It sure is a different year when it comes to farmers getting their crops in the ground. This year’s cold, snowy April has made sure of that.
The USDA’s weekly weather and crop bulletin for April 21, says that zero percent of the Minnesota corn crop has been planted this year. That’s not surprising considering the kind of April we’ve experienced.
This time last year Minnesota farmers had 10 percent of the corn crop in and the five year average for the state’s farmers has been 11 percent.
At the national level, only four percent of the corn crop is in the ground. That compares to 26 percent of the corn crop being planted last year and the five year average is 16 percent.
Much of the ‘corn belt’ has yet to put a corn seed in the ground. Iowa, Michigan, Nebraska, North and South Dakota and Wisconsin are reporting no corn being planted.
Illinois and Indian, which are states that extend way below the Mason Dixon Line, have one percent of the crop in.
So most Minnesota farmers don’t have to fret about farmers in other states getting too far ahead of them.
The wet April has improved soil conditions.

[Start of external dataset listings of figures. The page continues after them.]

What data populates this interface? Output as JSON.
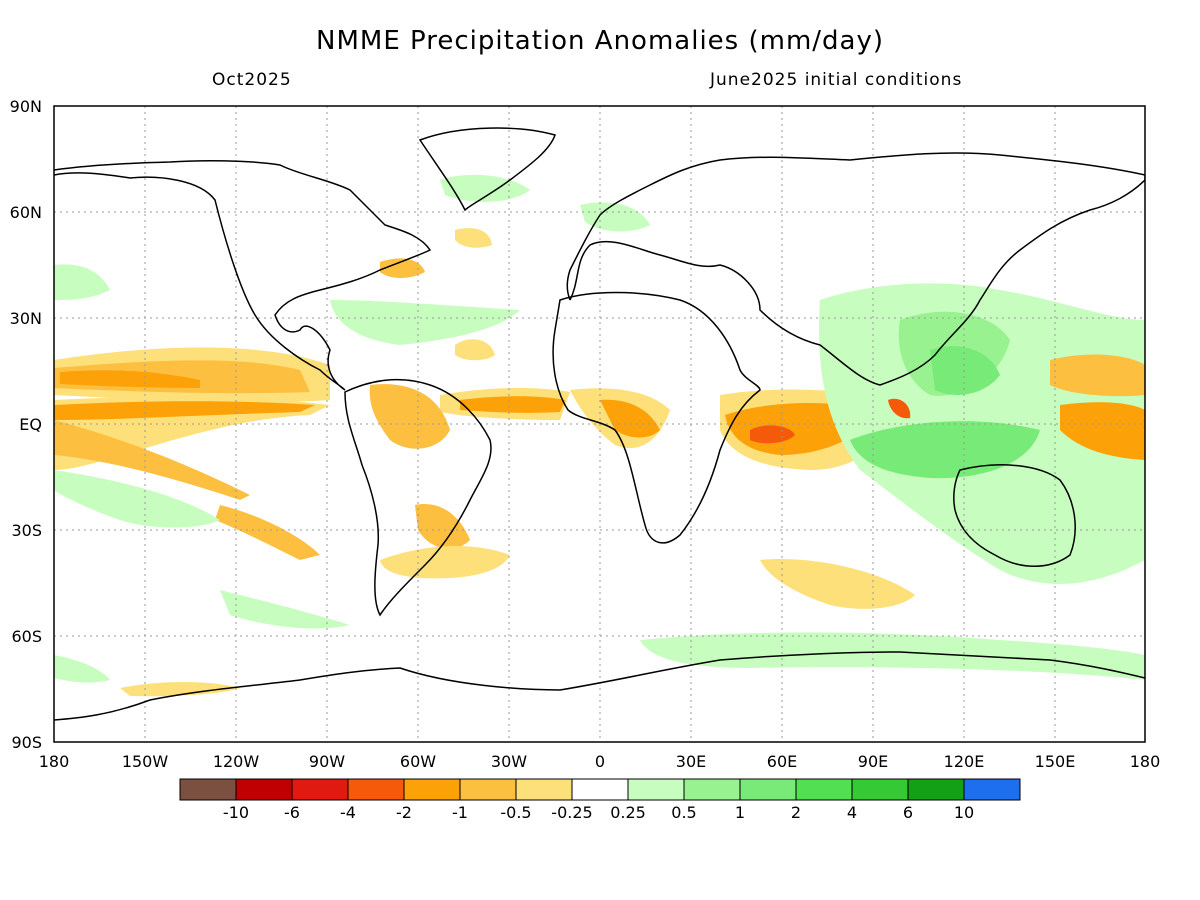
{
  "title": "NMME Precipitation Anomalies (mm/day)",
  "valid_month": "Oct2025",
  "init_label": "June2025 initial conditions",
  "lat_labels": [
    "90N",
    "60N",
    "30N",
    "EQ",
    "30S",
    "60S",
    "90S"
  ],
  "lon_labels": [
    "180",
    "150W",
    "120W",
    "90W",
    "60W",
    "30W",
    "0",
    "30E",
    "60E",
    "90E",
    "120E",
    "150E",
    "180"
  ],
  "colorbar": {
    "colors": [
      "#7b5040",
      "#c00000",
      "#e01a10",
      "#f55a0a",
      "#fca108",
      "#fdbf40",
      "#fde07a",
      "#ffffff",
      "#c8fdc0",
      "#98f290",
      "#78ea78",
      "#50e050",
      "#35c935",
      "#14a014",
      "#1e6ef0"
    ],
    "labels": [
      "-10",
      "-6",
      "-4",
      "-2",
      "-1",
      "-0.5",
      "-0.25",
      "0.25",
      "0.5",
      "1",
      "2",
      "4",
      "6",
      "10"
    ]
  }
}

The USDA reports that topsoil moisture 3 percent very short, 14 percent short, 59 percent adequate and 24 percent surplus.
Subsoil moisture is 18 percent very short, 38 percent short, 40 percent adequate, and 4 percent surplus.
Soil temperature is still in the ice box. As of Tuesday the six inch soil temperature was 37 degrees at a Mankato reporting station.
These factors cause the USDA to estimate the approximate date to begin full scale field work will be around May 7.
The wet month has recharged much of the top soil in the county and the state and helped reduce the severity of the drought.
As of Wednesday, St. James has had 4.69 inches of precipitation for April compared to a monthly average for April of 3.15 inches. The county is experiencing 50 percent above average rainfall.
That’s helped free the area from the grip of the drought. According to the latest drought monitor index reading, Watonwan County has fallen back into the severe drought category. Two weeks ago we were in the extreme drought category.
The top soil’s water supply is replenished. Now if it stops snowing, dries up enough and warms up enough the farmers can get busy.